Which makes total sense, coming from my family. FTD told my mother to say it with flowers, but she said it with food. Lost a pet? Your job? Your mind? Life always felt better with a serving of Mom’s braised short ribs or red velvet cake in your belly. In my family, we ate when happy or sad, but especially, we ate when we were worried.
The brand-new
Key Zest
magazine in Key West, Florida, announced a month ago that they were hiring a food critic for their style section. Since my idea of heaven was eating at restaurants and talking about food, I’d do whatever it took to land the job.
Whatever
. Three review samples and a paragraph on my proposed style as their new food critic were due on Monday. Seven days and
counting. So far I had produced nothing. The big goose egg. Call me Hayley Catherine “Procrastination” Snow.
To be fair to me, some of the blockage could be traced to the fact that Kristen Faulkner—my ex’s new girlfriend and the woman whose cream sauce I’d most like to curdle—happened to be the co-owner of
Key Zest
. What if she judged the restaurants I chose impossibly lowbrow? What if she deleted my application packet the minute it hit her inbox? Or, worst of all, what if I landed the job and had to rub shoulders with her ice-queen highness every day?

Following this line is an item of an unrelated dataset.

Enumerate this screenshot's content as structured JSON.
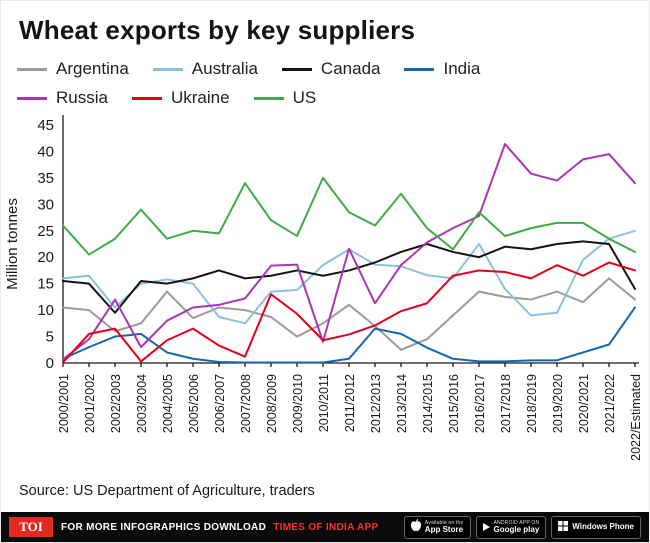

My psychologist friend Eric had suggested ever so sweetly that it was time to quit thinking and start eating. Hence, I was hurrying along Olivia Street to meet him for dinner at one of my favorite restaurants on the island, Seven Fish. Of course, I’d left my roommate’s houseboat late because I couldn’t decide what to wear. I winnowed it down to two outfits and asked Evinrude, my gray tiger cat, to choose. Black jeans and a form-fitting white T-shirt with my shin-high, butt-kicking, red cowgirl boots? Or the cute flowered sundress with a cabled hoodie? From his perch on the desk, the cat twitched his tail and said nothing. But I bet Kristen would never go for “cute.” I shimmied into the jeans, scrunched a teaspoon of hair product into my still-damp auburn curls, and set out at a fast clip.
Eric also pointed out not too long ago that I didn’t seem to have the knack for figuring in the time it would take to get somewhere when I made plans. Did I think I would get airlifted from one place to another instead of walking or driving my scooter? I pointed out that if he
wanted any friends left, he might want to save his psychoanalysis for his paying customers. But I doubted either of us was going to change.
Tonight was the kind of night that made people pine for Key West if they’d ever spent time here and left, and celebrate the good decision making that brought them if they’d stayed. The small, side-by-side conch-style homes I passed along Olivia Street weren’t fancy, but a fringe of palm trees and pink bougainvillea wound with twinkling white lights made them look like fairy tale material. Add in weather just cool enough for a sweater, the gentle burbling of hidden fountains, and a couple of roosters pecking in the dust alongside the road, and it definitely felt like paradise. My slice of paradise. Light-years from a gray and dreary New Jersey November.
I broke into a trot as I approached the cemetery on the right, its listing, weathered stones protected by the iron bars of the surrounding fence. Despite the fascinating history of the tombs, which I’d heard as I rattled by on a conch tour train when I arrived three months ago, the place spooked me out. Town officials did their best to keep folks out of the cemetery at night, but still, our local paper, the
Key West Citizen
, reported regular incidents such as headstones being tipped over and encampments of homeless teenagers. Each fluttering shadow made my heart jump.